Lupita Eyde-Tucker

Poetry

Lupita Eyde-Tucker was raised in New Jersey and Guayaquil, Ecuador. She writes poetry in English and Spanish, and has studied poetry at Bread Loaf, the Palm Beach Poetry Festival, and is a Fellow at The Watering Hole. Her poems have appeared in Naugatuck River Review and Glass Mountain, and in 2017 she was nominated for a Pushcart Prize. More links to her poems can be found at NotEnoughPoetry.com.

 

Rules of Engagement

Pssst!
Mijita . . .
Niña, oye niña
Hey— little girl . . .

When my mother drags me
by the hand through El Centro,
her heels clomping the concrete

as she weaves to avoid
water dripping off the
air conditioners from
the buildings above,

I do as she does.

I squeeze her hand,
mimic her glazed-over eye
pretending not to hear
not to notice,
lips together, teeth apart
is rule number one,
we never talk about.

Some men give up easily,
but others persist.
At 12 I discover
my look of disgust
is received
as encouragement.

Without words, we advance
through the heat.
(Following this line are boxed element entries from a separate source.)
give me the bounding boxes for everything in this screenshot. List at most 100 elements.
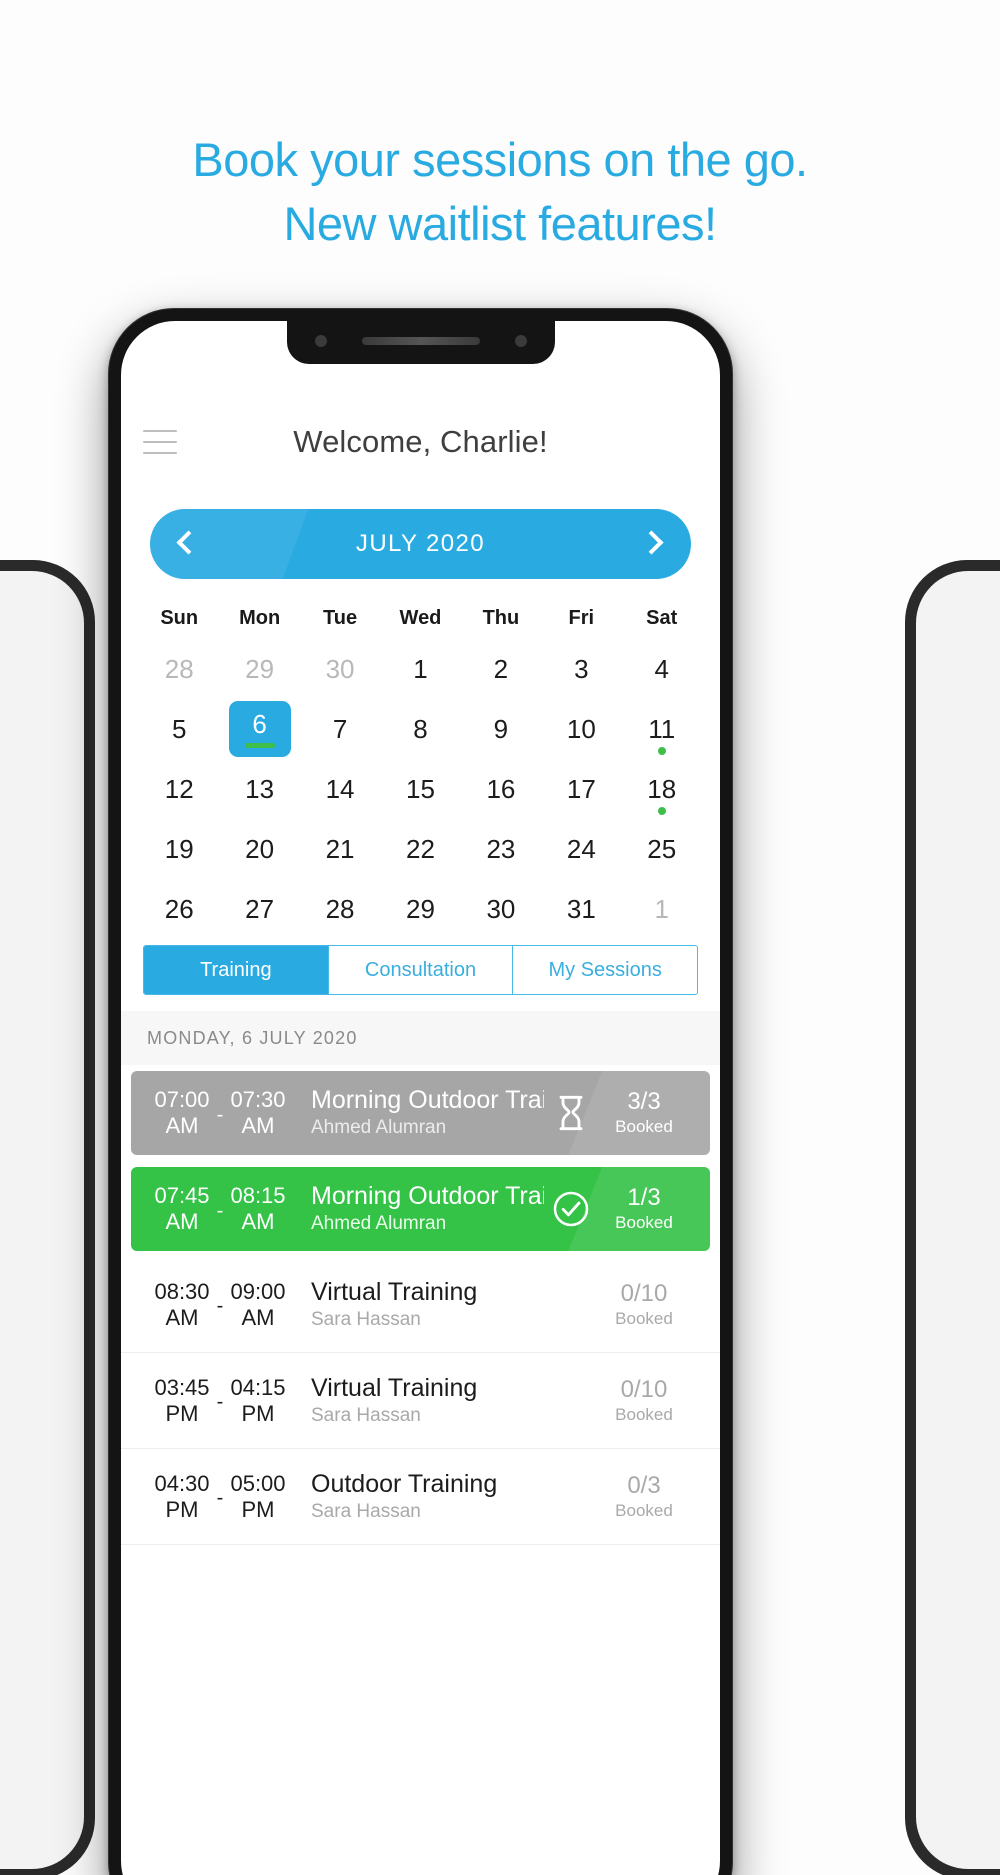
hourglass-icon <box>559 1095 583 1131</box>
check-circle-icon <box>553 1191 589 1227</box>
calendar-cell: 23 <box>461 819 541 879</box>
chevron-left-icon[interactable] <box>176 530 201 555</box>
session-start-period: PM <box>165 1496 199 1522</box>
session-booked-count: 1/3 <box>627 1184 661 1211</box>
calendar-day[interactable]: 23 <box>461 819 541 879</box>
calendar-day[interactable]: 5 <box>139 699 219 759</box>
calendar-day-number: 14 <box>325 774 355 804</box>
calendar-day[interactable]: 30 <box>461 879 541 939</box>
calendar-day[interactable]: 30 <box>300 639 380 699</box>
calendar-day[interactable]: 21 <box>300 819 380 879</box>
session-coach: Sara Hassan <box>311 1308 421 1330</box>
calendar-day[interactable]: 26 <box>139 879 219 939</box>
session-row[interactable]: 07:45 AM -08:15 AM Morning Outdoor Trai... Ah… <box>121 1161 720 1257</box>
calendar-cell: 28 <box>300 879 380 939</box>
calendar-cell: 1 <box>380 639 460 699</box>
calendar-day[interactable]: 13 <box>219 759 299 819</box>
calendar-day[interactable]: 10 <box>541 699 621 759</box>
calendar-cell: 26 <box>139 879 219 939</box>
tab-my-sessions[interactable]: My Sessions <box>513 946 697 994</box>
calendar-day[interactable]: 19 <box>139 819 219 879</box>
session-content: 07:00 AM -07:30 AM Morning Outdoor Trai... Ah… <box>137 1085 704 1141</box>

Even the men
pissing in the corners
of buildings in the bright
downtown daylight
bombard us with wet
kissing sounds

Cochinos.
Their eyes
cling to us
like sweat.

My mother gives no quarter,
wears the armor of silence and stone.
I fall in step with her stride.

We skirt the buildings, lock and load
sending bullets of indifference
spiraling through the air

Stoic on the surface.
Trigger-happy inside.

In October 2016 I heard Claudia Rankine read from her book Citizen at the Dodge Poetry Festival in Newark, NJ. This poem is the offspring of that experience—her work put me in touch with the feeling of helpless rage that I had long ago buried. I had to bring these experiences out of the silence of forget, and give myself the voice I was never allowed to have.